Integrating biology and psychology in eating disorder and obesity research
In the past several years I have become increasingly involved in research to understand how biological and psychological factors combine to influence eating disorders and obesity. One such effort has involved differentiating between homeostatic eating motives (i.e., eating for calories) and hedonic eating motives (i.e., eating for pleasure) and describing the implications of this distinction for the wisdom of dieting (Lowe & Butryn, 2007 [PDF]; Lowe & Levine, 2005 [PDF], Witt et al, 2013 [PDF]). A second focus is understanding how behavioral and metabolic predisposition to weight gain and why a history of dieting is a robust predictor of future weight gain how behavioral and metabolic aspects of restrained eating combine to produce a predisposition toward weight gain in chronic dieters (Stice et al., 2004, Lowe et al, 2013, [PDF]; Lowe et al 2015 [PDF]). A third set of studies is examining neurophysiological correlates of both restrained eating and binge eating using fMRI and EEG (Coletta et all, 2009 [PDF]; Ely et al, 2014 [PDF]; Lowe et al., 2009 [PDF]; Ochner et al., 2009 [PDF]; Manasse et al, 2015 [PDF]; Winter 2015 [PDF]; Feig 2015 [PDF]).

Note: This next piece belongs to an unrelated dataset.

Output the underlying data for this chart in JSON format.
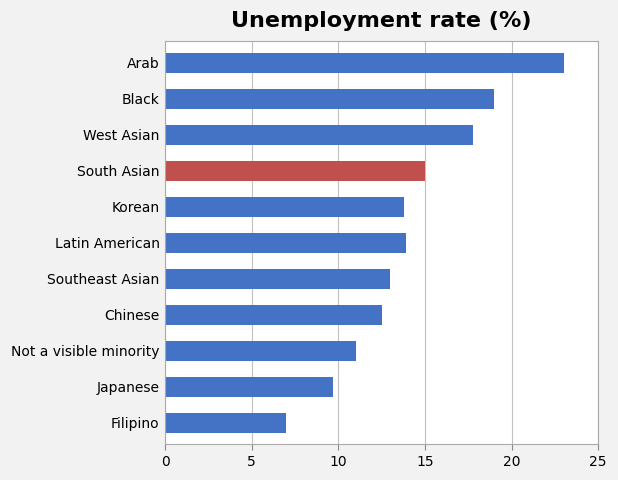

Research on "hedonic hunger" and the Power of Food Scale
To better understand the predisposition that may make some people more susceptible to food-related temptations, my research team has developed a measure of the drive to eat for pleasure (i.e., when not in a state of caloric deficit). It is called the Power of Food Scale (PFS). There are a number of existing measures that assess restrained eating or overeating induced by various emotional or social stimuli, but there is no measure of individual differences in the psychological impact of an obesogenic environment. Two papers provide psychometric support for the PFS (Capelleri et al., 2009 [PDF], Lowe et al., 2009 [PDF]) and several others examine its usefulness for understanding eating motivations and weight problems (Forman et al., 2007 [PDF]; Schultes et al., 2010 [PDF], Appelhans et al., 2012 [PDF], Rejeski et al., 2012 [PDF], Witt et al, 2013 [PDF]). We are continuing with research to further test the validity and clinical application of the PFS.